If your suppliers have raised prices, you should increase your pricing structure on the products you are selling. This ensures the sales you make have an adequate profit margin built into them. Sometimes suppliers raise their costs and forget to inform you, or the announcement gets lost before it reaches your in-box, and you don't notice the increase right away. For example, some express parcel shippers tacked on a $20 fuel surcharge increase when gasoline prices surged to over $4 a gallon. They did this because their prices increased, so they had to pass them on to you – their customer.
Tip: Get all of your suppliers to fax you their latest price sheets and compare these figures to the costs you have for the items in your accounting system. Then decide if you should raise your prices to pass any increased costs on to your customers.
Tip: It's better to increase you r prices a smaller bit by bit over time, rather than increase them by a large amount all at once. Notice how a well -known coffee shop raises its prices for coffee a nickel or a dime every 3 – 4 months and customers keep right on buying.
Advertising & Promotion: The first expense item(s) to look at are your advertising and promotion expenses. Did you cut back or increase promotion? Did you change your promotion and is working better or perhaps not working as well?
Too many businesses cut back on promotion in tough times. That's a big mistake. Deciding to cut back on talking to your current and potential customers can cause them to forget your company and to shop at your competitor who is still promoting.
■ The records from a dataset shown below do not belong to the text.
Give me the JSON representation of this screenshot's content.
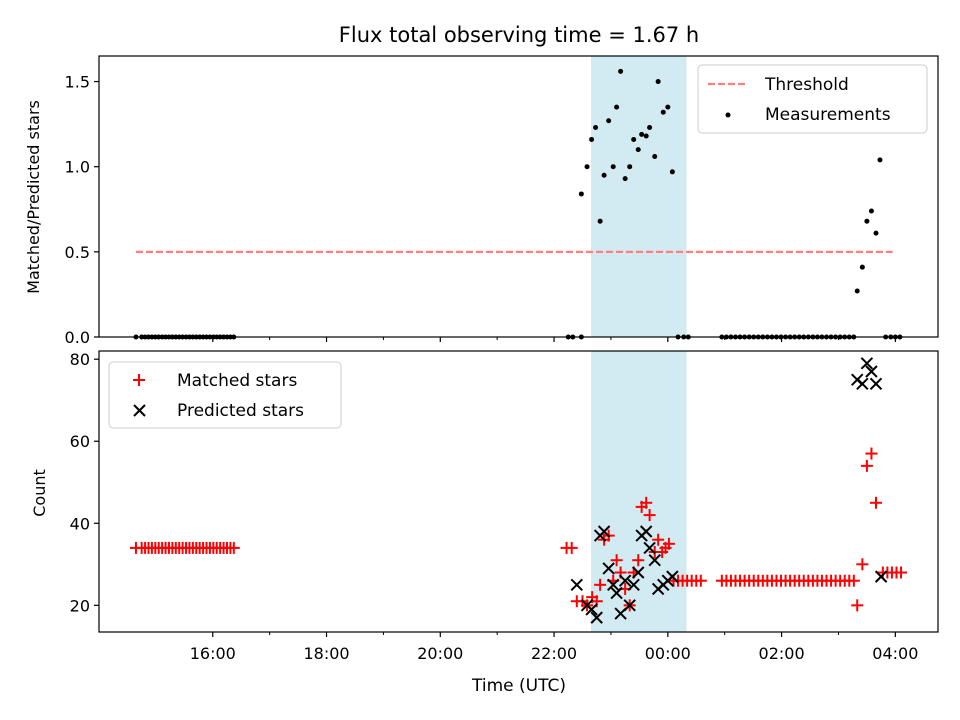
{
  "figure_title": "Flux total observing time = 1.67 h",
  "x_axis": {
    "label": "Time (UTC)",
    "tick_labels": [
      "16:00",
      "18:00",
      "20:00",
      "22:00",
      "00:00",
      "02:00",
      "04:00"
    ],
    "tick_hours": [
      16,
      18,
      20,
      22,
      24,
      26,
      28
    ],
    "minor_tick_hours": [
      17,
      19,
      21,
      23,
      25,
      27
    ],
    "range_hours": [
      14.0,
      28.75
    ]
  },
  "shaded_window": {
    "start_hour": 22.65,
    "end_hour": 24.33,
    "color": "#add8e6"
  },
  "colors": {
    "threshold": "#ff7f7f",
    "measurements": "#000000",
    "matched": "#ff0000",
    "predicted": "#000000",
    "shade": "#add8e6"
  },
  "chart_data": [
    {
      "type": "scatter",
      "ylabel": "Matched/Predicted stars",
      "ylim": [
        0,
        1.65
      ],
      "yticks": [
        0.0,
        0.5,
        1.0,
        1.5
      ],
      "ytick_labels": [
        "0.0",
        "0.5",
        "1.0",
        "1.5"
      ],
      "legend_position": "upper right",
      "threshold": {
        "name": "Threshold",
        "value": 0.5,
        "x_range": [
          14.65,
          27.95
        ],
        "style": "dashed"
      },
      "series": [
        {
          "name": "Measurements",
          "points": [
            [
              14.65,
              0
            ],
            [
              14.75,
              0
            ],
            [
              14.81,
              0
            ],
            [
              14.87,
              0
            ],
            [
              14.93,
              0
            ],
            [
              14.99,
              0
            ],
            [
              15.05,
              0
            ],
            [
              15.11,
              0
            ],
            [
              15.17,
              0
            ],
            [
              15.23,
              0
            ],
            [
              15.29,
              0
            ],
            [
              15.35,
              0
            ],
            [
              15.41,
              0
            ],
            [
              15.47,
              0
            ],
            [
              15.53,
              0
            ],
            [
              15.59,
              0
            ],
            [
              15.65,
              0
            ],
            [
              15.71,
              0
            ],
            [
              15.77,
              0
            ],
            [
              15.83,
              0
            ],
            [
              15.89,
              0
            ],
            [
              15.95,
              0
            ],
            [
              16.01,
              0
            ],
            [
              16.07,
              0
            ],
            [
              16.13,
              0
            ],
            [
              16.19,
              0
            ],
            [
              16.25,
              0
            ],
            [
              16.31,
              0
            ],
            [
              16.37,
              0
            ],
            [
              22.25,
              0
            ],
            [
              22.33,
              0
            ],
            [
              22.48,
              0
            ],
            [
              22.48,
              0.84
            ],
            [
              22.58,
              1.0
            ],
            [
              22.66,
              1.16
            ],
            [
              22.73,
              1.23
            ],
            [
              22.81,
              0.68
            ],
            [
              22.88,
              0.95
            ],
            [
              22.96,
              1.27
            ],
            [
              23.04,
              1.0
            ],
            [
              23.1,
              1.35
            ],
            [
              23.17,
              1.56
            ],
            [
              23.25,
              0.93
            ],
            [
              23.33,
              1.0
            ],
            [
              23.4,
              1.16
            ],
            [
              23.48,
              1.1
            ],
            [
              23.54,
              1.19
            ],
            [
              23.62,
              1.18
            ],
            [
              23.68,
              1.23
            ],
            [
              23.77,
              1.06
            ],
            [
              23.83,
              1.5
            ],
            [
              23.92,
              1.32
            ],
            [
              24.0,
              1.35
            ],
            [
              24.08,
              0.97
            ],
            [
              24.18,
              0
            ],
            [
              24.28,
              0
            ],
            [
              24.36,
              0
            ],
            [
              24.95,
              0
            ],
            [
              25.03,
              0
            ],
            [
              25.11,
              0
            ],
            [
              25.19,
              0
            ],
            [
              25.27,
              0
            ],
            [
              25.35,
              0
            ],
            [
              25.43,
              0
            ],
            [
              25.51,
              0
            ],
            [
              25.59,
              0
            ],
            [
              25.67,
              0
            ],
            [
              25.75,
              0
            ],
            [
              25.83,
              0
            ],
            [
              25.91,
              0
            ],
            [
              25.99,
              0
            ],
            [
              26.07,
              0
            ],
            [
              26.15,
              0
            ],
            [
              26.23,
              0
            ],
            [
              26.31,
              0
            ],
            [
              26.39,
              0
            ],
            [
              26.47,
              0
            ],
            [
              26.55,
              0
            ],
            [
              26.63,
              0
            ],
            [
              26.71,
              0
            ],
            [
              26.79,
              0
            ],
            [
              26.87,
              0
            ],
            [
              26.95,
              0
            ],
            [
              27.03,
              0
            ],
            [
              27.11,
              0
            ],
            [
              27.19,
              0
            ],
            [
              27.27,
              0
            ],
            [
              27.33,
              0.27
            ],
            [
              27.42,
              0.41
            ],
            [
              27.5,
              0.68
            ],
            [
              27.58,
              0.74
            ],
            [
              27.66,
              0.61
            ],
            [
              27.73,
              1.04
            ],
            [
              27.83,
              0
            ],
            [
              27.92,
              0
            ],
            [
              28.0,
              0
            ],
            [
              28.08,
              0
            ]
          ]
        }
      ]
    },
    {
      "type": "scatter",
      "ylabel": "Count",
      "ylim": [
        13.5,
        82
      ],
      "yticks": [
        20,
        40,
        60,
        80
      ],
      "ytick_labels": [
        "20",
        "40",
        "60",
        "80"
      ],
      "legend_position": "upper left",
      "series": [
        {
          "name": "Matched stars",
          "marker": "plus",
          "points": [
            [
              14.65,
              34
            ],
            [
              14.75,
              34
            ],
            [
              14.81,
              34
            ],
            [
              14.87,
              34
            ],
            [
              14.93,
              34
            ],
            [
              14.99,
              34
            ],
            [
              15.05,
              34
            ],
            [
              15.11,
              34
            ],
            [
              15.17,
              34
            ],
            [
              15.23,
              34
            ],
            [
              15.29,
              34
            ],
            [
              15.35,
              34
            ],
            [
              15.41,
              34
            ],
            [
              15.47,
              34
            ],
            [
              15.53,
              34
            ],
            [
              15.59,
              34
            ],
            [
              15.65,
              34
            ],
            [
              15.71,
              34
            ],
            [
              15.77,
              34
            ],
            [
              15.83,
              34
            ],
            [
              15.89,
              34
            ],
            [
              15.95,
              34
            ],
            [
              16.01,
              34
            ],
            [
              16.07,
              34
            ],
            [
              16.13,
              34
            ],
            [
              16.19,
              34
            ],
            [
              16.25,
              34
            ],
            [
              16.31,
              34
            ],
            [
              16.37,
              34
            ],
            [
              22.22,
              34
            ],
            [
              22.31,
              34
            ],
            [
              22.4,
              21
            ],
            [
              22.5,
              21
            ],
            [
              22.58,
              20
            ],
            [
              22.67,
              22
            ],
            [
              22.75,
              21
            ],
            [
              22.81,
              25
            ],
            [
              22.88,
              36
            ],
            [
              22.96,
              37
            ],
            [
              23.04,
              26
            ],
            [
              23.1,
              31
            ],
            [
              23.17,
              28
            ],
            [
              23.25,
              24
            ],
            [
              23.33,
              20
            ],
            [
              23.4,
              28
            ],
            [
              23.48,
              31
            ],
            [
              23.54,
              44
            ],
            [
              23.62,
              45
            ],
            [
              23.68,
              42
            ],
            [
              23.77,
              33
            ],
            [
              23.83,
              36
            ],
            [
              23.9,
              33
            ],
            [
              23.96,
              34
            ],
            [
              24.02,
              35
            ],
            [
              24.1,
              26
            ],
            [
              24.18,
              26
            ],
            [
              24.26,
              26
            ],
            [
              24.34,
              26
            ],
            [
              24.42,
              26
            ],
            [
              24.5,
              26
            ],
            [
              24.58,
              26
            ],
            [
              24.95,
              26
            ],
            [
              25.03,
              26
            ],
            [
              25.11,
              26
            ],
            [
              25.19,
              26
            ],
            [
              25.27,
              26
            ],
            [
              25.35,
              26
            ],
            [
              25.43,
              26
            ],
            [
              25.51,
              26
            ],
            [
              25.59,
              26
            ],
            [
              25.67,
              26
            ],
            [
              25.75,
              26
            ],
            [
              25.83,
              26
            ],
            [
              25.91,
              26
            ],
            [
              25.99,
              26
            ],
            [
              26.07,
              26
            ],
            [
              26.15,
              26
            ],
            [
              26.23,
              26
            ],
            [
              26.31,
              26
            ],
            [
              26.39,
              26
            ],
            [
              26.47,
              26
            ],
            [
              26.55,
              26
            ],
            [
              26.63,
              26
            ],
            [
              26.71,
              26
            ],
            [
              26.79,
              26
            ],
            [
              26.87,
              26
            ],
            [
              26.95,
              26
            ],
            [
              27.03,
              26
            ],
            [
              27.11,
              26
            ],
            [
              27.19,
              26
            ],
            [
              27.27,
              26
            ],
            [
              27.33,
              20
            ],
            [
              27.42,
              30
            ],
            [
              27.5,
              54
            ],
            [
              27.58,
              57
            ],
            [
              27.66,
              45
            ],
            [
              27.78,
              28
            ],
            [
              27.86,
              28
            ],
            [
              27.94,
              28
            ],
            [
              28.02,
              28
            ],
            [
              28.1,
              28
            ]
          ]
        },
        {
          "name": "Predicted stars",
          "marker": "x",
          "points": [
            [
              22.4,
              25
            ],
            [
              22.58,
              20
            ],
            [
              22.66,
              19
            ],
            [
              22.75,
              17
            ],
            [
              22.81,
              37
            ],
            [
              22.88,
              38
            ],
            [
              22.96,
              29
            ],
            [
              23.04,
              25
            ],
            [
              23.1,
              23
            ],
            [
              23.17,
              18
            ],
            [
              23.25,
              26
            ],
            [
              23.33,
              20
            ],
            [
              23.4,
              25
            ],
            [
              23.48,
              28
            ],
            [
              23.54,
              37
            ],
            [
              23.62,
              38
            ],
            [
              23.68,
              34
            ],
            [
              23.77,
              31
            ],
            [
              23.83,
              24
            ],
            [
              23.92,
              25
            ],
            [
              24.0,
              26
            ],
            [
              24.08,
              27
            ],
            [
              27.33,
              75
            ],
            [
              27.42,
              74
            ],
            [
              27.5,
              79
            ],
            [
              27.58,
              77
            ],
            [
              27.66,
              74
            ],
            [
              27.75,
              27
            ]
          ]
        }
      ]
    }
  ]
}
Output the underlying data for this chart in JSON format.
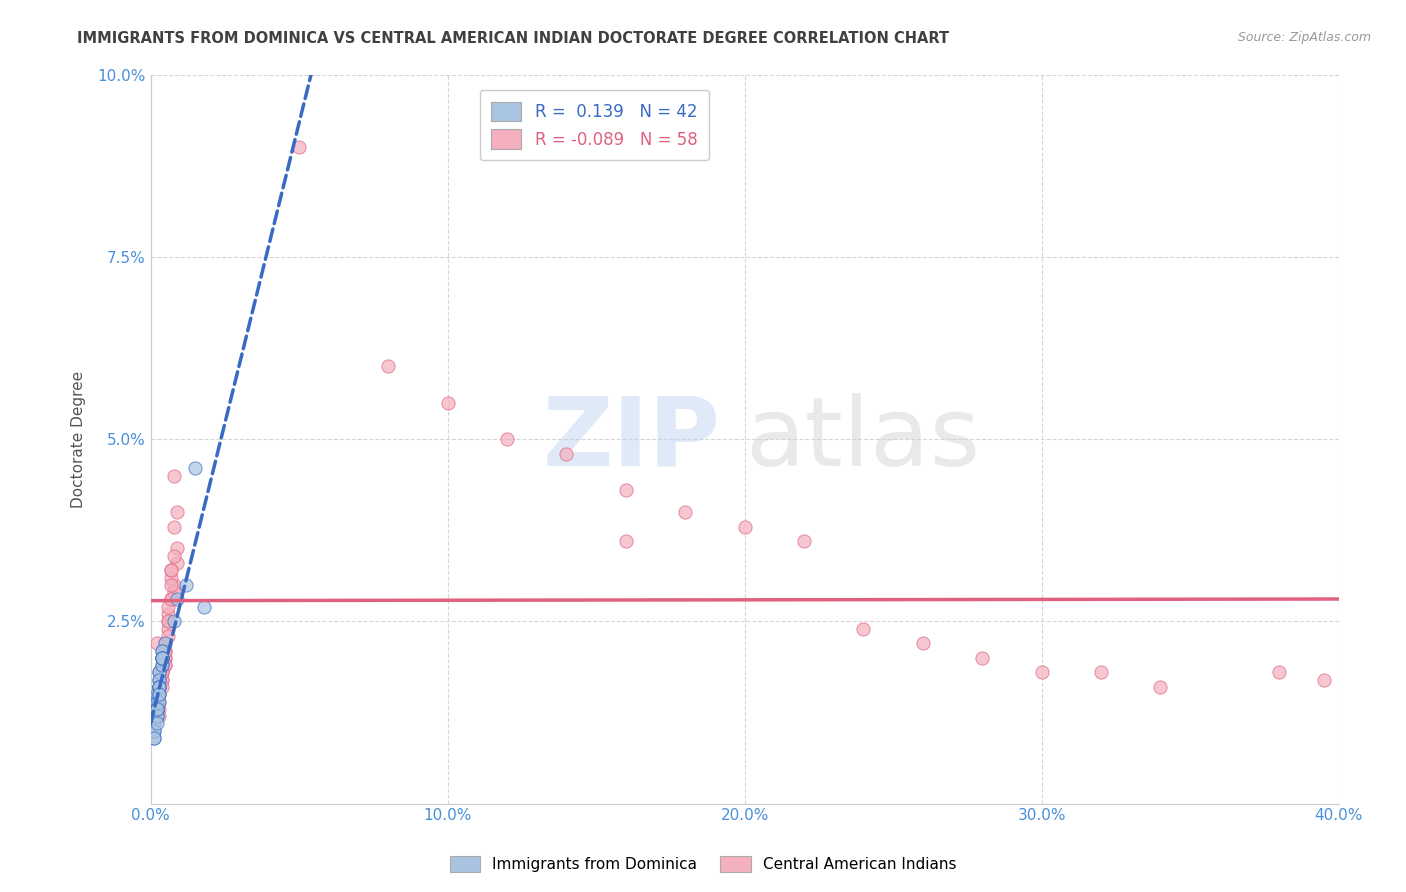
{
  "title": "IMMIGRANTS FROM DOMINICA VS CENTRAL AMERICAN INDIAN DOCTORATE DEGREE CORRELATION CHART",
  "source": "Source: ZipAtlas.com",
  "ylabel": "Doctorate Degree",
  "xlabel": "",
  "xlim": [
    0.0,
    0.4
  ],
  "ylim": [
    0.0,
    0.1
  ],
  "xticks": [
    0.0,
    0.1,
    0.2,
    0.3,
    0.4
  ],
  "yticks": [
    0.0,
    0.025,
    0.05,
    0.075,
    0.1
  ],
  "xticklabels": [
    "0.0%",
    "10.0%",
    "20.0%",
    "30.0%",
    "40.0%"
  ],
  "yticklabels": [
    "",
    "2.5%",
    "5.0%",
    "7.5%",
    "10.0%"
  ],
  "blue_R": 0.139,
  "blue_N": 42,
  "pink_R": -0.089,
  "pink_N": 58,
  "blue_color": "#a8c4e0",
  "pink_color": "#f4b0be",
  "blue_line_color": "#3a6bc4",
  "pink_line_color": "#e06080",
  "background_color": "#ffffff",
  "grid_color": "#cccccc",
  "title_color": "#404040",
  "axis_label_color": "#4a90d9",
  "blue_scatter_x": [
    0.003,
    0.004,
    0.002,
    0.005,
    0.001,
    0.003,
    0.004,
    0.002,
    0.001,
    0.003,
    0.004,
    0.002,
    0.003,
    0.001,
    0.004,
    0.002,
    0.003,
    0.002,
    0.004,
    0.003,
    0.001,
    0.002,
    0.004,
    0.003,
    0.002,
    0.004,
    0.003,
    0.002,
    0.001,
    0.003,
    0.004,
    0.002,
    0.003,
    0.001,
    0.002,
    0.004,
    0.003,
    0.008,
    0.009,
    0.012,
    0.015,
    0.018
  ],
  "blue_scatter_y": [
    0.018,
    0.02,
    0.015,
    0.022,
    0.012,
    0.017,
    0.021,
    0.014,
    0.011,
    0.016,
    0.019,
    0.013,
    0.018,
    0.01,
    0.021,
    0.014,
    0.017,
    0.013,
    0.02,
    0.016,
    0.009,
    0.012,
    0.02,
    0.016,
    0.013,
    0.019,
    0.015,
    0.012,
    0.01,
    0.014,
    0.02,
    0.013,
    0.016,
    0.009,
    0.011,
    0.02,
    0.015,
    0.025,
    0.028,
    0.03,
    0.046,
    0.027
  ],
  "pink_scatter_x": [
    0.002,
    0.004,
    0.006,
    0.003,
    0.008,
    0.005,
    0.007,
    0.003,
    0.009,
    0.005,
    0.006,
    0.004,
    0.007,
    0.003,
    0.008,
    0.005,
    0.009,
    0.004,
    0.006,
    0.007,
    0.003,
    0.005,
    0.008,
    0.004,
    0.006,
    0.003,
    0.007,
    0.005,
    0.009,
    0.006,
    0.004,
    0.007,
    0.003,
    0.008,
    0.005,
    0.006,
    0.004,
    0.007,
    0.008,
    0.005,
    0.05,
    0.08,
    0.1,
    0.12,
    0.14,
    0.16,
    0.18,
    0.2,
    0.22,
    0.26,
    0.3,
    0.34,
    0.38,
    0.16,
    0.24,
    0.28,
    0.32,
    0.395
  ],
  "pink_scatter_y": [
    0.022,
    0.018,
    0.025,
    0.016,
    0.03,
    0.02,
    0.028,
    0.015,
    0.033,
    0.021,
    0.026,
    0.017,
    0.031,
    0.014,
    0.029,
    0.019,
    0.035,
    0.018,
    0.024,
    0.032,
    0.013,
    0.02,
    0.038,
    0.017,
    0.027,
    0.015,
    0.03,
    0.022,
    0.04,
    0.025,
    0.016,
    0.028,
    0.012,
    0.034,
    0.019,
    0.023,
    0.018,
    0.032,
    0.045,
    0.021,
    0.09,
    0.06,
    0.055,
    0.05,
    0.048,
    0.043,
    0.04,
    0.038,
    0.036,
    0.022,
    0.018,
    0.016,
    0.018,
    0.036,
    0.024,
    0.02,
    0.018,
    0.017
  ]
}
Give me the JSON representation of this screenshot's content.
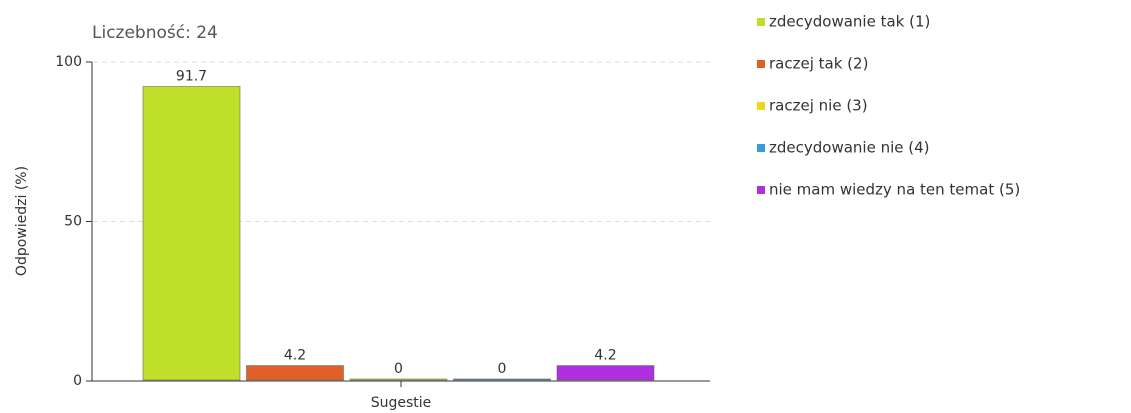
{
  "chart_data": {
    "type": "bar",
    "title": "Liczebność: 24",
    "y_label": "Odpowiedzi (%)",
    "categories": [
      "Sugestie"
    ],
    "series": [
      {
        "name": "zdecydowanie tak (1)",
        "color": "#bfdf2a",
        "values": [
          91.7
        ]
      },
      {
        "name": "raczej tak (2)",
        "color": "#e0602a",
        "values": [
          4.2
        ]
      },
      {
        "name": "raczej nie (3)",
        "color": "#e8d820",
        "values": [
          0
        ]
      },
      {
        "name": "zdecydowanie nie (4)",
        "color": "#3a9ae0",
        "values": [
          0
        ]
      },
      {
        "name": "nie mam wiedzy na ten temat (5)",
        "color": "#b030e0",
        "values": [
          4.2
        ]
      }
    ],
    "ylim": [
      0,
      100
    ],
    "yticks": [
      0,
      50,
      100
    ],
    "grid": true,
    "legend": "right"
  }
}
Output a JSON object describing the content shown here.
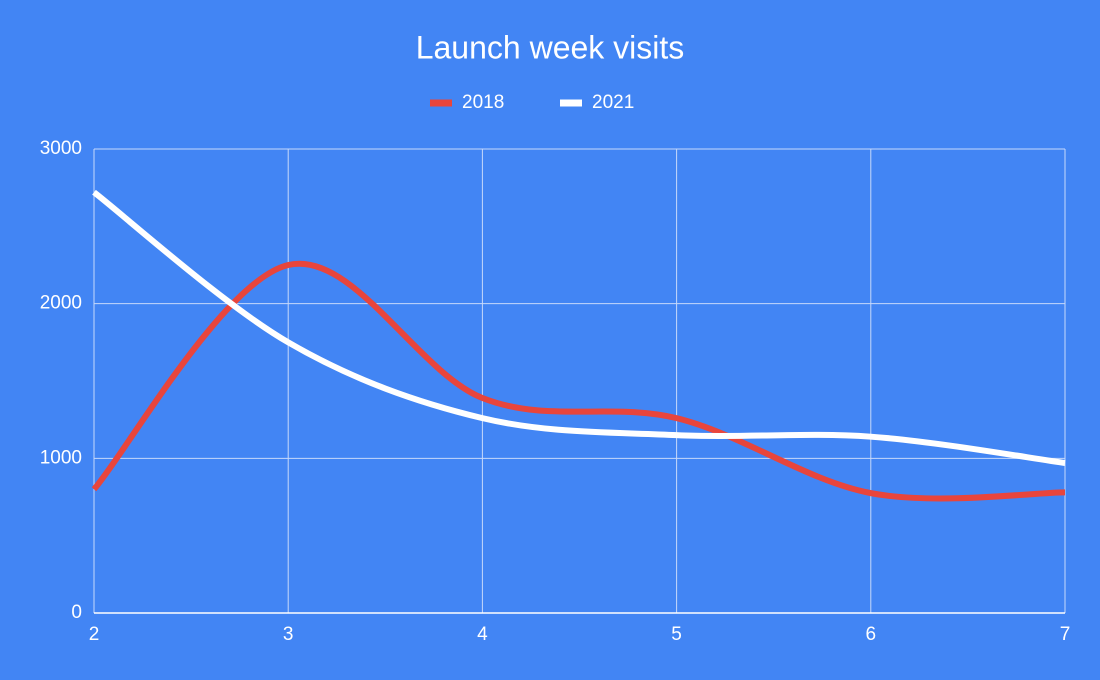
{
  "chart_data": {
    "type": "line",
    "title": "Launch week visits",
    "x": [
      2,
      3,
      4,
      5,
      6,
      7
    ],
    "series": [
      {
        "name": "2018",
        "color": "#e8453c",
        "values": [
          800,
          2250,
          1390,
          1260,
          775,
          780
        ]
      },
      {
        "name": "2021",
        "color": "#ffffff",
        "values": [
          2720,
          1750,
          1260,
          1150,
          1140,
          970
        ]
      }
    ],
    "xlim": [
      2,
      7
    ],
    "xticks": [
      2,
      3,
      4,
      5,
      6,
      7
    ],
    "ylim": [
      0,
      3000
    ],
    "yticks": [
      0,
      1000,
      2000,
      3000
    ],
    "grid": true,
    "smooth": true,
    "legend": "top"
  }
}
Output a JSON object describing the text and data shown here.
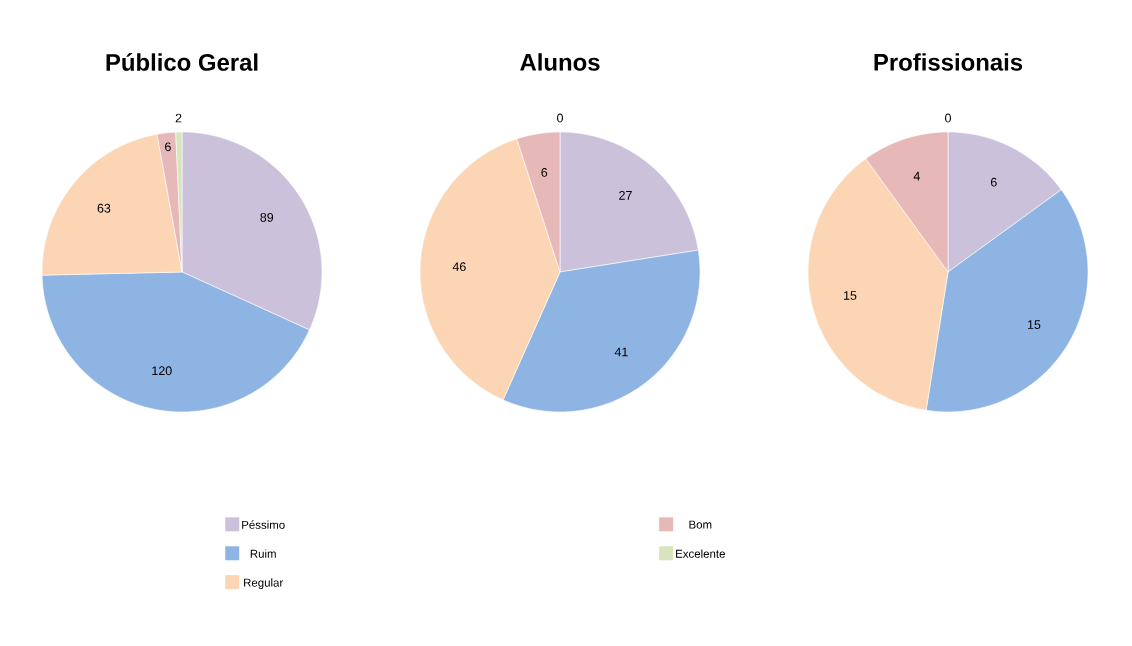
{
  "chart_data": [
    {
      "type": "pie",
      "title": "Público Geral",
      "categories": [
        "Péssimo",
        "Ruim",
        "Regular",
        "Bom",
        "Excelente"
      ],
      "values": [
        89,
        120,
        63,
        6,
        2
      ],
      "colors": [
        "#ccc1da",
        "#8eb4e3",
        "#fcd5b5",
        "#e6b9b8",
        "#d7e4bd"
      ],
      "data_labels": true,
      "legend": "bottom"
    },
    {
      "type": "pie",
      "title": "Alunos",
      "categories": [
        null,
        null,
        null,
        null,
        null
      ],
      "values": [
        27,
        41,
        46,
        6,
        0
      ],
      "colors": [
        "#ccc1da",
        "#8eb4e3",
        "#fcd5b5",
        "#e6b9b8",
        "#d7e4bd"
      ],
      "value_labels": [
        "27",
        "41",
        "46",
        "6",
        "0"
      ]
    },
    {
      "type": "pie",
      "title": "Profissionais",
      "categories": [
        null,
        null,
        null,
        null,
        null
      ],
      "values": [
        6,
        15,
        15,
        4,
        0
      ],
      "colors": [
        "#ccc1da",
        "#8eb4e3",
        "#fcd5b5",
        "#e6b9b8",
        "#d7e4bd"
      ],
      "value_labels": [
        "6",
        "15",
        "15",
        "4",
        "0"
      ]
    }
  ]
}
Consumers have not stopped buying, they are just being more selective about what they buy and where they shop.
Other Expenses Lines: Compare each expense line to the matching expense from the previous month. Are expenses creeping up without you realizing it? If so you can decide where to cut back. Did previous cost cutting measures help the bottom line profit? If so, congratulate yourself.
Balance Sheet Items: If the bottom line Net Income is up, but you don't have that cash sitting in a bank account where you can see it, it usually means that you paid out the profits to principal owed on debt. Your balance sheet shows you the credit debt (liabilities) you owe and paying those is not deductible except for the finance charges or interest.